A 15.7-L tank is filled with H2 to a pressure of 237 atm. How many balloons (each 2.00 L) can be inflated to a pressure of 1.00 atm from the tank? Assume that there is no temperature change and that the tank cannot be emptied below 1.00 atm pressure.

We are given:

- volume of the tank (V1) = 15.7 L
- initial pressure in the tank (P1) = 237 atm
- final pressure in the tank (P2) = 1.00 atm
- volume of each balloon (V_balloon) = 2.00 L
- pressure in each balloon (P_balloon) = 1.00 atm

According to Boyle's law, the product of the initial pressure and volume of the gas is equal to the product of the final pressure and volume of the gas when the temperature remains constant.
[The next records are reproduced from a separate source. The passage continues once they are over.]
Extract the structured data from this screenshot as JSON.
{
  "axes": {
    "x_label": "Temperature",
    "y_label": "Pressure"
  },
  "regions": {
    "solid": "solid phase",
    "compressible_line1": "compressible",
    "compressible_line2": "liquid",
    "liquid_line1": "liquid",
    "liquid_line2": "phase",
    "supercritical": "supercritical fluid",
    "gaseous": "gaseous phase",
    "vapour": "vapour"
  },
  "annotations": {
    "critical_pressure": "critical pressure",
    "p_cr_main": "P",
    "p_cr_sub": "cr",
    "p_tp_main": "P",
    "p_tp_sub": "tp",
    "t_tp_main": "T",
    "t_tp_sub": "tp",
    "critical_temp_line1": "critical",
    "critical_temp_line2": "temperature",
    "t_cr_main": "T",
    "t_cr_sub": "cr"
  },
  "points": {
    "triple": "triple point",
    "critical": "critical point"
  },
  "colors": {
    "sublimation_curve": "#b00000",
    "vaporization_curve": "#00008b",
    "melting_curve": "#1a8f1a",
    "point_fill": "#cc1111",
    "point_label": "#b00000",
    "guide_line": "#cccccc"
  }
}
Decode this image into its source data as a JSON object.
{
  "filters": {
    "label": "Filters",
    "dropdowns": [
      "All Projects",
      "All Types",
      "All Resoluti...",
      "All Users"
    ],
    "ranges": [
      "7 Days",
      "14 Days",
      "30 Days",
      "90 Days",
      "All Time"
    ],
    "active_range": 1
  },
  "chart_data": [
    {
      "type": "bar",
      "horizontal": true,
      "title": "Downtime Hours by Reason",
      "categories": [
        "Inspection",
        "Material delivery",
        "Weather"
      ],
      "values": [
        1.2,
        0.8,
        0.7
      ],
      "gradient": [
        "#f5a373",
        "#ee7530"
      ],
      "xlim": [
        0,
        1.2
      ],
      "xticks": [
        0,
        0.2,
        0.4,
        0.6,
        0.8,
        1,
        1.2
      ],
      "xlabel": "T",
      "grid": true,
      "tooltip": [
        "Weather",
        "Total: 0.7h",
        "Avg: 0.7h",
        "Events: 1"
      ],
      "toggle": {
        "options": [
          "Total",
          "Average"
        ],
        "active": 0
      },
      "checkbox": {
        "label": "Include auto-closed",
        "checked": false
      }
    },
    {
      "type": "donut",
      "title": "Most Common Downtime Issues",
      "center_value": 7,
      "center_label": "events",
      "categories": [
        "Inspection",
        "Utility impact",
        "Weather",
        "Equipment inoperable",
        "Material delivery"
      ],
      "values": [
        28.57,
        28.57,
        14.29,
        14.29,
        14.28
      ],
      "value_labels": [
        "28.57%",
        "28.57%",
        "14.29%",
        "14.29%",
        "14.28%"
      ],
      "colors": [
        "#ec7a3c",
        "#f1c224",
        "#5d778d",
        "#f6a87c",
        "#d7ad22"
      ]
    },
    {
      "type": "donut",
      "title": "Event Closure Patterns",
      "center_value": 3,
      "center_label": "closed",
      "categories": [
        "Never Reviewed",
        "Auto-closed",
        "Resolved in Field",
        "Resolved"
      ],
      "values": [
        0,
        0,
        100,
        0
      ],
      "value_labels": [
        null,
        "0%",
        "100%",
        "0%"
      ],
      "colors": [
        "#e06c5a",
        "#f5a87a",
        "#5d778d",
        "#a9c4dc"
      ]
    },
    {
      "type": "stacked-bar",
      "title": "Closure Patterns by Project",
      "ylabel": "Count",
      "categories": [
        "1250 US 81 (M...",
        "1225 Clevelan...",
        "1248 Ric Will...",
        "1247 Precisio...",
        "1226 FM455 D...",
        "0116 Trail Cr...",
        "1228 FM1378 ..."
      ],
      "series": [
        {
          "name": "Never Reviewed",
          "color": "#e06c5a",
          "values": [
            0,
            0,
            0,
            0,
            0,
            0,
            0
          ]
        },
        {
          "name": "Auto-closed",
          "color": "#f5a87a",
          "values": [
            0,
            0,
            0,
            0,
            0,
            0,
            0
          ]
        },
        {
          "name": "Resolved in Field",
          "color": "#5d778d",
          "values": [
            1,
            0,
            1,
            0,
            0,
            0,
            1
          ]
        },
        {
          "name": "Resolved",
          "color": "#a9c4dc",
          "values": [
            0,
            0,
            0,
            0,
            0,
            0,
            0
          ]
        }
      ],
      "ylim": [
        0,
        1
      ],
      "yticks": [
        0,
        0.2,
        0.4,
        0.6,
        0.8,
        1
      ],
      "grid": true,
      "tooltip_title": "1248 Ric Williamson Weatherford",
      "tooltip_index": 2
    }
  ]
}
Therefore, (P1 * V1) = (P2 * V2).

Rearranging to find the final volume (V2), we get:

V2 = (P1 * V1) / P2

Now we can plug in the given values:

V2 = (237 atm * 15.7 L) / 1.00 atm

V2 = 3720.9 L

Now, we need to find the difference in volume between the initial and final states of the tank, which would be the volume available for inflation:

V_available = V2 - V1

V_available = 3720.9 L - 15.7 L

V_available = 3705.2 L

Finally, we need to calculate how many balloons can be inflated with this available volume. Since each balloon has a volume of 2.00 L, we can divide the available volume by the volume of one balloon:

No. of balloons = V_available / V_balloon

No. of balloons = 3705.2 L / 2.00 L

No. of balloons = 1852.6

Since we can't have a fraction of a balloon, we round down to the nearest whole number:

No. of balloons = 1852